Lernende und „intelligente“ digitale Systeme erobern vielfältige Anwendungsbereiche. Die Europäische Kommission hat am 21.4.2021 einen VO-​Entwurf vorgelegt, mit dem Chancen und Risiken für den Binnenmarkt reguliert werden sollen. Fragen zur Schadensersatzhaftung dominieren die bisherige Diskussion. Aber auch die sonstigen „klassischen Gewährleistungsrechte“ wie Nacherfüllung, Rücktritt, Selbstvornahme, Minderung und Kündigung entscheiden darüber, ob ein Produkt erfolgreich vermarktet wird oder eine IT-​Leistung empfindliche Angriffspunkte für den Kunden bietet.

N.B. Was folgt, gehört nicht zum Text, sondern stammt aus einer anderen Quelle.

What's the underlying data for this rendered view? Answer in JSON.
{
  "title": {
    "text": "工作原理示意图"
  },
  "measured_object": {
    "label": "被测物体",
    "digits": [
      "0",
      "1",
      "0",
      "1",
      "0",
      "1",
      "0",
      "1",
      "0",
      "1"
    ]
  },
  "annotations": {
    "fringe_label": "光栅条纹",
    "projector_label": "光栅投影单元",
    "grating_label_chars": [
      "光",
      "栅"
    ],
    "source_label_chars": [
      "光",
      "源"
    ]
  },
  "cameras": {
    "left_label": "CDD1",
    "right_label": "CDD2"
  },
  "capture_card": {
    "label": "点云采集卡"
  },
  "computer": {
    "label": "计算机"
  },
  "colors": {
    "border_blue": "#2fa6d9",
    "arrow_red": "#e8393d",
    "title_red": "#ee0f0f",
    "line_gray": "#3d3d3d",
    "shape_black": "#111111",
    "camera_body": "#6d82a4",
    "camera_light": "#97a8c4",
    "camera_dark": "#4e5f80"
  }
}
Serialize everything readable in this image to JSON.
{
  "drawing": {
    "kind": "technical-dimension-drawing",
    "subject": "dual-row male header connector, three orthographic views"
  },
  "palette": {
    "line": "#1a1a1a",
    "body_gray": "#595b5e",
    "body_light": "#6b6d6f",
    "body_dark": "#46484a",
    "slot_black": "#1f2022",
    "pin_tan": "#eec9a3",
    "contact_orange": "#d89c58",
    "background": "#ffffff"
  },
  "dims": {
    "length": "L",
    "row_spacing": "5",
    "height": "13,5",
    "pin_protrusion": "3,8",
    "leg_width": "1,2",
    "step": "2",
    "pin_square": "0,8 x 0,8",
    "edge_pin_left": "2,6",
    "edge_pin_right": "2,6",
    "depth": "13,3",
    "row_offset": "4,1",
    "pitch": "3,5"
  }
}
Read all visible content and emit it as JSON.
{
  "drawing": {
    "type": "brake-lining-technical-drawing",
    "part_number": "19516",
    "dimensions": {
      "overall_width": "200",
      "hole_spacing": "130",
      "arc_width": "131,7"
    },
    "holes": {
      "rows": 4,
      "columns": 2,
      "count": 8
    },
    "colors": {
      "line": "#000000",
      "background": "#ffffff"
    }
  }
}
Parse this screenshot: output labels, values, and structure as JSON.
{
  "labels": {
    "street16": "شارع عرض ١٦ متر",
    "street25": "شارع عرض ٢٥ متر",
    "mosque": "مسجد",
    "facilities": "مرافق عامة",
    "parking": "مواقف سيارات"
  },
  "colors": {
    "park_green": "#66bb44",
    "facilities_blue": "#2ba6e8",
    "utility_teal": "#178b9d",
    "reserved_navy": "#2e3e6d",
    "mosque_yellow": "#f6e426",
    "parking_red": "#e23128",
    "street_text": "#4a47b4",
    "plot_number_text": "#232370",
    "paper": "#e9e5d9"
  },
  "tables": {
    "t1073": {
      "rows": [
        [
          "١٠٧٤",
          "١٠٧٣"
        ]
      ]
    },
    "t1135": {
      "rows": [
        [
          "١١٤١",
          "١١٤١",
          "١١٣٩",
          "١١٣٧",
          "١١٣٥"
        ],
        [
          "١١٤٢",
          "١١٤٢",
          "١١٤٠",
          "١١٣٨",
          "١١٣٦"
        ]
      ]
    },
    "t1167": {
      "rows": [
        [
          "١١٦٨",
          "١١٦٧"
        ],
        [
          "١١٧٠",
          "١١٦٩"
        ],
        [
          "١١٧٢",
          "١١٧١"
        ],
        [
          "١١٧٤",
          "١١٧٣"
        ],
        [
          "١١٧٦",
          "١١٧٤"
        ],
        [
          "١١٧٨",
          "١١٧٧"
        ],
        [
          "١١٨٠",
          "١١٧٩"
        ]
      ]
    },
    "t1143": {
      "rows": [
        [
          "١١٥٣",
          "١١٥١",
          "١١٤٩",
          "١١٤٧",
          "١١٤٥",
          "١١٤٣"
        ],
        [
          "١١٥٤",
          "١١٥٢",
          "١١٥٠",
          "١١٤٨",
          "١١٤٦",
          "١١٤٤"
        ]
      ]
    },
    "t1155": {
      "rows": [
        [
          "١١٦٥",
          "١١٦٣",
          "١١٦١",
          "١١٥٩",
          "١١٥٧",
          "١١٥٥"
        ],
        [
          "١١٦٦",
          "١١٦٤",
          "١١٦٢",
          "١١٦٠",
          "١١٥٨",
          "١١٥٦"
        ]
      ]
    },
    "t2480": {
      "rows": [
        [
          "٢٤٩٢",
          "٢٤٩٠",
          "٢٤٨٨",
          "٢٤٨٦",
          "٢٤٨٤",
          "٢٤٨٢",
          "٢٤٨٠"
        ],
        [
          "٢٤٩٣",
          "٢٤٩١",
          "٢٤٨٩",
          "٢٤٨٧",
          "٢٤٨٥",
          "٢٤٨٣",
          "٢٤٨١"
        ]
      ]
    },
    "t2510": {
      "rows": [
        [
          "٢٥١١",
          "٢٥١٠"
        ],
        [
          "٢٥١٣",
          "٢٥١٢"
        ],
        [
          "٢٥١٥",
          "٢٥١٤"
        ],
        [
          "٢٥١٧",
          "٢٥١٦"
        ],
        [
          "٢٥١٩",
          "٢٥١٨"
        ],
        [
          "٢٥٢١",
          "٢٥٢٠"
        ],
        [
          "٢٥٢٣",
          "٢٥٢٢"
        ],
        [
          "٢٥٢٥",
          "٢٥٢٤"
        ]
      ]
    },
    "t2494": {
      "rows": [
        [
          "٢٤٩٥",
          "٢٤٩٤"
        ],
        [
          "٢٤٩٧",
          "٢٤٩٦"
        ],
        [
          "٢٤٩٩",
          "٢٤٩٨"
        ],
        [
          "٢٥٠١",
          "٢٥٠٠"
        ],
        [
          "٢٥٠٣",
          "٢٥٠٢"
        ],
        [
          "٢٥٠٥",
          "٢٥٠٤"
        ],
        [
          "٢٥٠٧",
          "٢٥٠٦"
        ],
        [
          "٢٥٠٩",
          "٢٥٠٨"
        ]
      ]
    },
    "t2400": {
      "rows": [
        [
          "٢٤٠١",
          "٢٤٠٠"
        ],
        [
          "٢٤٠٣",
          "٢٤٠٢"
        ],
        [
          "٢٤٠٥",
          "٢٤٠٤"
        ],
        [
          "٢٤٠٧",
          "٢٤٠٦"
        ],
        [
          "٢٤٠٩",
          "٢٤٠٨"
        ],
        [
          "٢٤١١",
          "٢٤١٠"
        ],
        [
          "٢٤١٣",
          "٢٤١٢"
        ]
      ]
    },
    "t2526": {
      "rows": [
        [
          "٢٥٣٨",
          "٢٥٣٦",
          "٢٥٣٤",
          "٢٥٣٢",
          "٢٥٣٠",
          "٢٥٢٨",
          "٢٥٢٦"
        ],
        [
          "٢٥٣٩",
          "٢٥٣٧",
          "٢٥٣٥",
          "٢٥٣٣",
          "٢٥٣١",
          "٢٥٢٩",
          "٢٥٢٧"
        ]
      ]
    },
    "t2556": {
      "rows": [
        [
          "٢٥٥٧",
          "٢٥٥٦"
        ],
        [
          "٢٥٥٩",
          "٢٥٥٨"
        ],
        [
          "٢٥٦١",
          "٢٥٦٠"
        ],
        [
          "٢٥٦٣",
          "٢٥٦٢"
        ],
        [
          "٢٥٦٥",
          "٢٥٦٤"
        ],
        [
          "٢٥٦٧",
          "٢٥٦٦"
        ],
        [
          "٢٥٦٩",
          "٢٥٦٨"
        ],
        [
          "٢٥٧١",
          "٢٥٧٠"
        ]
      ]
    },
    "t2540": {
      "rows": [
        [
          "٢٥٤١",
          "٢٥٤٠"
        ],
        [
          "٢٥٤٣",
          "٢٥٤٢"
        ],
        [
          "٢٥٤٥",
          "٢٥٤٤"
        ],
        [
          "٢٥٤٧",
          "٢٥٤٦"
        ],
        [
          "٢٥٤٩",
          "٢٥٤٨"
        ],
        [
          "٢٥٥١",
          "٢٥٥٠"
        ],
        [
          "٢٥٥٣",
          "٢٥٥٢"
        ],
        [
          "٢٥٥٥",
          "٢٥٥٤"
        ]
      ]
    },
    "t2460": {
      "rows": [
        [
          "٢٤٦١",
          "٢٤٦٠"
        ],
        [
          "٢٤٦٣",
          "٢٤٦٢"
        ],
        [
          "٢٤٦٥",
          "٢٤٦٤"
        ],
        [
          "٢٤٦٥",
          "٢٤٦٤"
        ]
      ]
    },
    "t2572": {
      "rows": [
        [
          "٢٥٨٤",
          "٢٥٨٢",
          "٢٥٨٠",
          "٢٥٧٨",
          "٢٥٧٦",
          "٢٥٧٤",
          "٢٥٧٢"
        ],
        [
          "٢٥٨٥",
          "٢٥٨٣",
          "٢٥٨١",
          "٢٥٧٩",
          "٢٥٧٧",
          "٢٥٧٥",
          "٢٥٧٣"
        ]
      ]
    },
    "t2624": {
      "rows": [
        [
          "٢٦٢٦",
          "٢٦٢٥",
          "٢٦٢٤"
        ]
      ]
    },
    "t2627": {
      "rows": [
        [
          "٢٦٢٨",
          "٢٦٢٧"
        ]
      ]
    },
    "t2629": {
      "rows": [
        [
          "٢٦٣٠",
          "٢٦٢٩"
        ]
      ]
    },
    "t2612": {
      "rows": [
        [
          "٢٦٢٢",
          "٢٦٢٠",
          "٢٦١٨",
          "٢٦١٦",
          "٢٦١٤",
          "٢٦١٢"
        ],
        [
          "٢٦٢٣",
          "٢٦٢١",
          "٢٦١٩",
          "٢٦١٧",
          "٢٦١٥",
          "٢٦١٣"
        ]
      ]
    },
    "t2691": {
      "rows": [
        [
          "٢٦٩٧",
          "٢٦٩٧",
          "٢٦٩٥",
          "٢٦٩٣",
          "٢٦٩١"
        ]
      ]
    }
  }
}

In Verbindung mit sonstigen (Projekt-​)Leistungen haben Mängelrechte gravierende Auswirkungen, z.B. in der Projektsanierung. Der Beitrag untersucht nach geltendem Kaufrecht, welchem Vertragstypus Verträge über KI-​Systeme zuzuordnen sind und welche Regeln und Besonderheiten für die Mangelhaftigkeit von KI-​Systemen gelten.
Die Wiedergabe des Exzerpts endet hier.